Sunday, April 06, 2008

Acts 2 The Spirit


In Acts 2 we learn more about the Holy Spirit as the power source and motivator. The believers were together, praying, reading and listening to the apostles repeat what Jesus had taught them. They were sitting down together in the big house which Jesus and his disciples had rented just prior to his death. It had a large upper room and probably a courtyard and further rooms below. Then something happened. What Jesus promised, arrived: the Holy Spirit.

The filling of the Holy Spirit is not just a private, personal experience – it is the equipping of the whole body to come alive and fight! Ezekiel 37 is the Old Testament passage that matches with that day the Spirit came upon the disciples in the house. In that vision, Ezekiel saw a valley of dry bones – the remains of a defeated people. He was told to speak God’s word to the bones and in the vision he heard them rattling and saw them joining up again to form complete skeletons and then new muscles, sinews and skin covered them – but they were still lifeless bodies. Then he was told to announce God’s word to the breath of life (the Holy Spirit). The breath came across the valley and suddenly all the bodies stood on their feet and assembled as a huge and mighty army, ready to fight God’s enemies. God told Ezekiel that the meaning of this was God’s promise to put his Spirit within his people and make them strong in their own land. Jesus had already taught his disciples and ‘fleshed out’ their new lives, but now it was time for them to come fully alive in their spirits and overflow with the life-giving energy of the Spirit. It was time for them to arise as a mighty army. Every subsequent soldier joining that army needs to be filled with the Holy Spirit.

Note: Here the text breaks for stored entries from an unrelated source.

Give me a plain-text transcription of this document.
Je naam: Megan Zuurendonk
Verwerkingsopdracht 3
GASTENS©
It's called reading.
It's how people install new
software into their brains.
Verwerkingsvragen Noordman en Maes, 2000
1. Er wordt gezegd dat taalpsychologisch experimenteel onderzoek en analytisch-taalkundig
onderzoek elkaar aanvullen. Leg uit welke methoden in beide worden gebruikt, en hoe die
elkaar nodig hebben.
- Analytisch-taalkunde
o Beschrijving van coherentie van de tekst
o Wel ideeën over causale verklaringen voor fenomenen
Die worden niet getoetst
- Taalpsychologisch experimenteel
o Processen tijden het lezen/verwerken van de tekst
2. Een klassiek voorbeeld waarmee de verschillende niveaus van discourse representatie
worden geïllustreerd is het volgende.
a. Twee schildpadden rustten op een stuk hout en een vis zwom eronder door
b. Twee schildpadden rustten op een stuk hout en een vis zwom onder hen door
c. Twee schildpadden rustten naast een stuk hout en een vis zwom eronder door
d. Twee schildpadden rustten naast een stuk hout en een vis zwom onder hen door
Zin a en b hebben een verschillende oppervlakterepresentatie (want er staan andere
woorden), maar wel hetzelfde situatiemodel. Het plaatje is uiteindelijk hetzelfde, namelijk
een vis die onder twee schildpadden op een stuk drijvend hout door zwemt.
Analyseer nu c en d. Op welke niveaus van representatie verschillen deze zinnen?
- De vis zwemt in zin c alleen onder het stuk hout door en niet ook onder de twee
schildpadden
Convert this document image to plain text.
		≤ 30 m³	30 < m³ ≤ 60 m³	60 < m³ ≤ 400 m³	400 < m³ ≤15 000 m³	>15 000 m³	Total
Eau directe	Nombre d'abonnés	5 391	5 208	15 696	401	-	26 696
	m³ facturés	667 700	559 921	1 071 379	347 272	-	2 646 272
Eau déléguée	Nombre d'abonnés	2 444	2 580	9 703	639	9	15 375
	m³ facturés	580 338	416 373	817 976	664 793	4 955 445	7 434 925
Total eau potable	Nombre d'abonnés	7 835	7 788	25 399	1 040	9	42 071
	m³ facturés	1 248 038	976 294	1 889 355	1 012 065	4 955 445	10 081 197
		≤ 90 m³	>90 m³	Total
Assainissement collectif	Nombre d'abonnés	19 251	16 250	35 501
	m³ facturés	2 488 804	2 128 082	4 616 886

Christians are not holding out for a significant Christian to be raised amongst us –what is needed is that the whole body (in all its component parts) is brought to life! All of us together need the filling of God’s Spirit. It will be obvious that we have become a lively body when it is not only a few individuals who are eager to serve God, but as a church we are all together bursting to tell of what Jesus has done and speak praise of him. The proof that we haven’t reached that point yet is seen in our restless silence when the opportunity arises for us to confess Jesus as Lord and thank him for his goodness. Pray that sometime soon the Holy Spirit will impress himself upon us as a group. When that happens, there will not be uneasy silence while we wait for people to confess their love of God and tell of Jesus’ goodness and greatness – we will all be bursting with eagerness to share and sing, pray and confess.

On that day, the Spirit came with three phenomena: a sound, a sight and a voice. The sound was like the rushing of strong wind. There is no mention of the effect of ordinary wind, as no was blown over. It was a spiritual sound that came from out of this world. It was the same rushing of wind that Ezekiel heard in the vision of dry bones. That sound filled the entire house and could be heard for some distance from the place, because people came running to see what was going on.

Jesus said that the Holy Spirit was like the wind, to emphasise his sovereignty. He is not programmed into action by people, nor is he conjured up by getting into an emotional frame of mind. He comes and goes according to God’s will. The wind blows where it wishes, and you hear its sound, but you do not know where it comes from or where it goes. So it is with everyone who is born of the Spirit (John 3.8).

You should not expect to be ‘touched’ by the Holy Spirit by going to emotional church programmes. If we are expecting the Spirit to bring power and blessing on our lives and in our church, then we must do what those early disciples did; they made sure that they were following all the instructions Jesus had already given them to that point. They stayed where they were put and were waiting for the promise of the Father (1.4,5). They remained in fellowship together (2.1), devoted themselves to prayer (1.14) and consulted the Scriptures (1.16), reflecting on all that Jesus had instructed them (1.3) – see Luke 24.44-49. It was in these circumstances that the Spirit fell upon them.

The correct way for individuals and a church to experience the motivational fire of the Holy Spirit, is to make certain we understand and are carrying out the instructions we have already been given. The Holy Spirit comes to confirm the words of Christ, not to work in spite of them. For example, if we have heard his words of instruction about marriage and do nothing to make sure that we are doing what he said about that, we should not expect that the Holy Spirit will ignore our disobedience and fill us anyway. We must do what we have already been told if we are to be in the place where the Spirit of God will come energetically into our midst. If there are people in the church resisting the instructions of Jesus, they are an obstacle to the work of the Holy Spirit. Jesus rebuked a group of people once: “Why do you call me ‘Lord! Lord!’ and do not do what I tell you?” Luke 6.46. These people spoke as if they were on his side, but never committed themselves to obeying what he commanded. Clearly, if we want an experience of Holy Spirit power – we must be in the right place. The right place is to be repenting of anything we are aware is offensive to God and positively doing the things we have already been taught.